Why Agile Project Management?
Agile project management has a long history, but we have started to hear this methodology more frequently in last 5 years. Because of the increasing change speed of technology and importance of cost reductions in projects, Agile Project Management approaches started to become more important especially in
Software Projects.
Agile Project Management:
Agile project management
methodology proposes to deliver a product or work package to a customer in smaller pieces instead of a complete delivery at the end. These smaller pieces are called as “sprint” and at the end of each sprint, customer has chance to see a testable deliverable of a software, for instance a module of a big screen. Since bigger software parts are decomposed into smaller, testable and verifiable parts, this methodology enables to show the outcome of the project work sooner compared to former methodologies. Following figure shows Agile Project Management Methodology in projects.
Instead of
Project managers, agile projects are led by the
Scrum Masters and they are responsible from team coordination and collaboration. Delivery sets for each day are shaped during scrum meetings which take less than 15 minutes each day. Main purpose of these meetings are letting know each other that “where I am in my activity”, and also fixing problems of team members if there is any.
Let’s say that in your
software project, you have a very big screen that needs to be developed, your estimation is 70 days and this screen includes 20 modules. If you use former
methodologies, they imply to plan this screen to be developed as a whole and tested by the customer at the end once it is ready with its all modules. Changes are inevitable in projects, and it is more inevitable in software projects. 70 days is a very long duration in software world that many things can change during this period including:
-
Scope of the screen
-
Requirements of the screen
-
Parts that are interrelated with this screen (e.g. other services or screens in relation with this screen)
-
Customer preferences
Therefore, instead of developing and delivering such a big screen as a whole might cause problems especially in user acceptance or in other terms validation. Because, only at the end of the screen customer will be able to check the functionality of the screen and then accept, reject or request changes.
For example, at the end of the screen, customer might come with a change request which affects 6 modules of the screen and needs 1 day of rework in each. This means 6 days of rework in total.

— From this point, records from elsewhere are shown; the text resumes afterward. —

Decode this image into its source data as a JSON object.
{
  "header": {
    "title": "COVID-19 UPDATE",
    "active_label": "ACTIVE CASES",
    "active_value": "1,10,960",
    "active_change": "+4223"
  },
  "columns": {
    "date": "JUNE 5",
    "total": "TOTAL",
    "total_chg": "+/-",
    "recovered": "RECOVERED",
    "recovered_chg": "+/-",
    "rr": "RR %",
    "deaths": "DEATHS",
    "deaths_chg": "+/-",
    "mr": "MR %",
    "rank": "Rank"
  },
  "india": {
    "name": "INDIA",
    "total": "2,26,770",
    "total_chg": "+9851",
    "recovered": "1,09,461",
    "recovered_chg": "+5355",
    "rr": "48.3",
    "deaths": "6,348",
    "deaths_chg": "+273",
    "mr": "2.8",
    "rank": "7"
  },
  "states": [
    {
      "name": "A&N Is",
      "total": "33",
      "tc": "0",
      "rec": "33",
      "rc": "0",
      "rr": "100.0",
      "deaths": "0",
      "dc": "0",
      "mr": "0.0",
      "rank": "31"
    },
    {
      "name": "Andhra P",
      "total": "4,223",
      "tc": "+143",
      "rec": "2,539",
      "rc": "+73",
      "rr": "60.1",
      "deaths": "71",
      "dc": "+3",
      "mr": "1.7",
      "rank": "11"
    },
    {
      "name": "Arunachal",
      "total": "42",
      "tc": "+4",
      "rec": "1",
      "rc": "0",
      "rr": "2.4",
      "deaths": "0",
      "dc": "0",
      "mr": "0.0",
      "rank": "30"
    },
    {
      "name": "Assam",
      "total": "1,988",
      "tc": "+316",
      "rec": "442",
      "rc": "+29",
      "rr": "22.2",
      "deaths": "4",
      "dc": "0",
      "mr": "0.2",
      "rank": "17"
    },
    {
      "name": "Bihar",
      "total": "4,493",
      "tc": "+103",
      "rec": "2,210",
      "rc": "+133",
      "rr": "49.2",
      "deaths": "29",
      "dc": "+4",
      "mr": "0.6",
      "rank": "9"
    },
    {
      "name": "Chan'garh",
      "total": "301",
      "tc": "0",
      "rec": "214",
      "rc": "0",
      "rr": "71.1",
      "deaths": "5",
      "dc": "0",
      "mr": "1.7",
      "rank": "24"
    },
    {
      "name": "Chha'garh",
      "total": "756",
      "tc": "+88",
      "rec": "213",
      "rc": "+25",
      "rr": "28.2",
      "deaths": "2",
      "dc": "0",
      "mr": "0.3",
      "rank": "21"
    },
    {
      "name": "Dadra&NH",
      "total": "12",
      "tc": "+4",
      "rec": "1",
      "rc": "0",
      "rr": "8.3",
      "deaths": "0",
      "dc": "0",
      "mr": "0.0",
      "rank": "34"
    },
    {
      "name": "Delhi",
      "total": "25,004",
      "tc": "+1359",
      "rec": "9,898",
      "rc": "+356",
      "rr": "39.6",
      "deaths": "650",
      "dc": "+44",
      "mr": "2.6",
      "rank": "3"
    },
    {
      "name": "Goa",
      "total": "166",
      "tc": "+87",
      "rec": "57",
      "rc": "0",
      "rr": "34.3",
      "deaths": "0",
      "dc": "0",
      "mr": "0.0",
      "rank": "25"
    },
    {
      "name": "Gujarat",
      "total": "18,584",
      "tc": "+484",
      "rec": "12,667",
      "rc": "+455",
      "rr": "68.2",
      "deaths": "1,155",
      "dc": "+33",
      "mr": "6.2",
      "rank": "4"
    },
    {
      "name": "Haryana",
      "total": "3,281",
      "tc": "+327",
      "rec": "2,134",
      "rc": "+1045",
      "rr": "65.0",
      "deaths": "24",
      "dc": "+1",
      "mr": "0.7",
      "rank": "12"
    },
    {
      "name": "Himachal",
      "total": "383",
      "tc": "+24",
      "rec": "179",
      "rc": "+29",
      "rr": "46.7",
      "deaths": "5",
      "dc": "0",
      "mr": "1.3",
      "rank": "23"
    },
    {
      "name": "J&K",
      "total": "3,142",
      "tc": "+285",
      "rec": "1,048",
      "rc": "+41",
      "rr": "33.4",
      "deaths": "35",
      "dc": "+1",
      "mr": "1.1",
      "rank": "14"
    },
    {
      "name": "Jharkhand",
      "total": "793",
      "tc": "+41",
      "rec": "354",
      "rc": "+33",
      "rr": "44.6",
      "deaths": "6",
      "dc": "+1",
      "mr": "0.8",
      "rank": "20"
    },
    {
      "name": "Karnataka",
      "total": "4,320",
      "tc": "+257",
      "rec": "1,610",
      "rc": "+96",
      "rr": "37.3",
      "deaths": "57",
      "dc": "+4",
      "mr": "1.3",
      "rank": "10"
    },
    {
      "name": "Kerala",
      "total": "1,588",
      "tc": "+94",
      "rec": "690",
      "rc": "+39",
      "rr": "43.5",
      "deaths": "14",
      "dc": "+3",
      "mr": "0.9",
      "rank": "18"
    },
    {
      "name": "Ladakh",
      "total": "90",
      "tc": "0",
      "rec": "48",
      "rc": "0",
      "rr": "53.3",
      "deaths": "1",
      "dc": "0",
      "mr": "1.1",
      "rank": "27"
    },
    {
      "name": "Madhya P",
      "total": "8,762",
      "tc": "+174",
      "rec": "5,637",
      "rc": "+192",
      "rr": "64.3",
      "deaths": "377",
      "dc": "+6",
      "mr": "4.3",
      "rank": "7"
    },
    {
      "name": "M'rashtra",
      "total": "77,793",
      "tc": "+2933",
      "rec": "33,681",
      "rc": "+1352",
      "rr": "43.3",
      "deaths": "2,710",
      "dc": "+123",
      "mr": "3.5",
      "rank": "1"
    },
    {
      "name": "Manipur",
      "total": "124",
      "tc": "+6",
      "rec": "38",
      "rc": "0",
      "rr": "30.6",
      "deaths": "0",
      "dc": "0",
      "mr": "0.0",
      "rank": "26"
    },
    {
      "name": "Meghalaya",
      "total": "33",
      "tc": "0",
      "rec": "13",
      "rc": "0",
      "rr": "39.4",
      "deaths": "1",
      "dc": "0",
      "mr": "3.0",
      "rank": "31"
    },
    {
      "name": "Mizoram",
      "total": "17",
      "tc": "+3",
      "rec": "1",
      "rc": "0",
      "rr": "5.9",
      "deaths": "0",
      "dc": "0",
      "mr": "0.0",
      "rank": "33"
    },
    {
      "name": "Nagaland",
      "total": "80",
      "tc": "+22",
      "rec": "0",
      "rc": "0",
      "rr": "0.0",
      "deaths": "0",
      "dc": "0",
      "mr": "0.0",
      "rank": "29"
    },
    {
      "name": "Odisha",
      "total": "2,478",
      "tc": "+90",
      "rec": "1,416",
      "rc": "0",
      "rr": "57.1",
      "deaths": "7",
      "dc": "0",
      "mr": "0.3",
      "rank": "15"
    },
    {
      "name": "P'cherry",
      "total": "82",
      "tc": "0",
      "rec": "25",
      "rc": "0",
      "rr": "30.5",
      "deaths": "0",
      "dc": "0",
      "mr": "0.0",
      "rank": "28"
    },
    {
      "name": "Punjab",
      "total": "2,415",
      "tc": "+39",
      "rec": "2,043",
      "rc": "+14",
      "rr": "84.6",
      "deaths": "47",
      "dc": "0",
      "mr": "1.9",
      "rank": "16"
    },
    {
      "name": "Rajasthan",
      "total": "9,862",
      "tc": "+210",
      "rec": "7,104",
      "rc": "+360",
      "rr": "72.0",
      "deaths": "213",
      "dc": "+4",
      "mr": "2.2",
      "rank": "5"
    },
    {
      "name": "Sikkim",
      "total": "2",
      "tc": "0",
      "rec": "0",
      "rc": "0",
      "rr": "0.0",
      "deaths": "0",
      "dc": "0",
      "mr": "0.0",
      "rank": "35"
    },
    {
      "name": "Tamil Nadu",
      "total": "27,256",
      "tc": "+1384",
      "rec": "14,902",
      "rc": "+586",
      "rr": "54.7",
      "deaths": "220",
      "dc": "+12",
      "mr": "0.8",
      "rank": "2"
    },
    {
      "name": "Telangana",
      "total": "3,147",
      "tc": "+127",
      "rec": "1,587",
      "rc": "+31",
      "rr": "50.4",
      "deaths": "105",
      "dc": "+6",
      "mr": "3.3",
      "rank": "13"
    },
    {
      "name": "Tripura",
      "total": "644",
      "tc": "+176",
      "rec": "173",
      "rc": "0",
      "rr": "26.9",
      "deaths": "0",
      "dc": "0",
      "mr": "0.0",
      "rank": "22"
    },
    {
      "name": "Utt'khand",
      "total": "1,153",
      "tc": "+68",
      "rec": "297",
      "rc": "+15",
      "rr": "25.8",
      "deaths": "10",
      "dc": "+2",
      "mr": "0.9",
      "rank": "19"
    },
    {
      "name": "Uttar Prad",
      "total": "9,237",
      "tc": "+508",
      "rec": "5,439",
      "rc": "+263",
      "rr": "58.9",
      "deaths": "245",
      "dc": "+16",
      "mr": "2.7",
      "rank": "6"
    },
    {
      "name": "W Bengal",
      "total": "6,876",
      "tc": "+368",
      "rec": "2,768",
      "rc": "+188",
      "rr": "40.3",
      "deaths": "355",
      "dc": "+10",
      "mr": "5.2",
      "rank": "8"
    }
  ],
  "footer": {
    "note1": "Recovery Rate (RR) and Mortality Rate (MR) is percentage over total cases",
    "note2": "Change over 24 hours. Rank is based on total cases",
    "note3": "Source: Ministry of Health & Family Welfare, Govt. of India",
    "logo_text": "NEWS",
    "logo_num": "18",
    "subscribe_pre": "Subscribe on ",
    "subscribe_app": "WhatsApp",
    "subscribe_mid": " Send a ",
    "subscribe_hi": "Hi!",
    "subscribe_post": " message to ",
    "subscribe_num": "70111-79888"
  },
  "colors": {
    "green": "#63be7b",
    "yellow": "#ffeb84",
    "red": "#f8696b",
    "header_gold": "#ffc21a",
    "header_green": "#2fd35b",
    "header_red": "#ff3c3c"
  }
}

However, if you have adopted
Agile Project Management methodology, this change request would have been received right after you delivered first module of those 6 modules, and this change would be causing rework only in 1st module. Rest of the modules would be developed in compliant with the requested change since change request has been received for the first module. This means 1 day of rework in total. As a consequence 5 days of saving compared to former methodologies.
As expressed in the example above, agile methodologies can enable more frequent deliveries of the project work, shorter testing and validation periods, decreases rework and increases team collaboration. If you are adopting agile methodologies in your projects, the most important thing in my opinion is to avoid scope creep. Because customers see frequent outcomes and based on the outcomes they might request excessive change requests and these may result in scope creep that you can lose the control of the project.
A common mistake about
Agile Project Management is done by the organizations. I have seen even in a very mature and corporate organization with over 10.000+ employees that “Agile” is abused by “Unplanned” or “Very Fast”. I remember through our meetings with one of my customers during project initiation that an executive of the customer said “We do not have enough time for planning; we need to deliver this project by end of this year. Therefore we need agile project management”.
Agile can save time in your projects, but this doesn’t mean that you will go without planning. You will still have a scope, a budget, a time-plan, resources, constraints etc. Only methodologies and approach of
Agile Project Management might save your time, it will save time through decreasing rework, spreading validation through time and decomposing the bigger work into smaller more manageable and deliverable pieces. Keep in mind that if development of a screen is 5 days, you cannot deliver in 3 days by adopting agile methodologies. Effort needed to be spent to complete a specific activity is same and depending on the activity, performer, project and other constraints.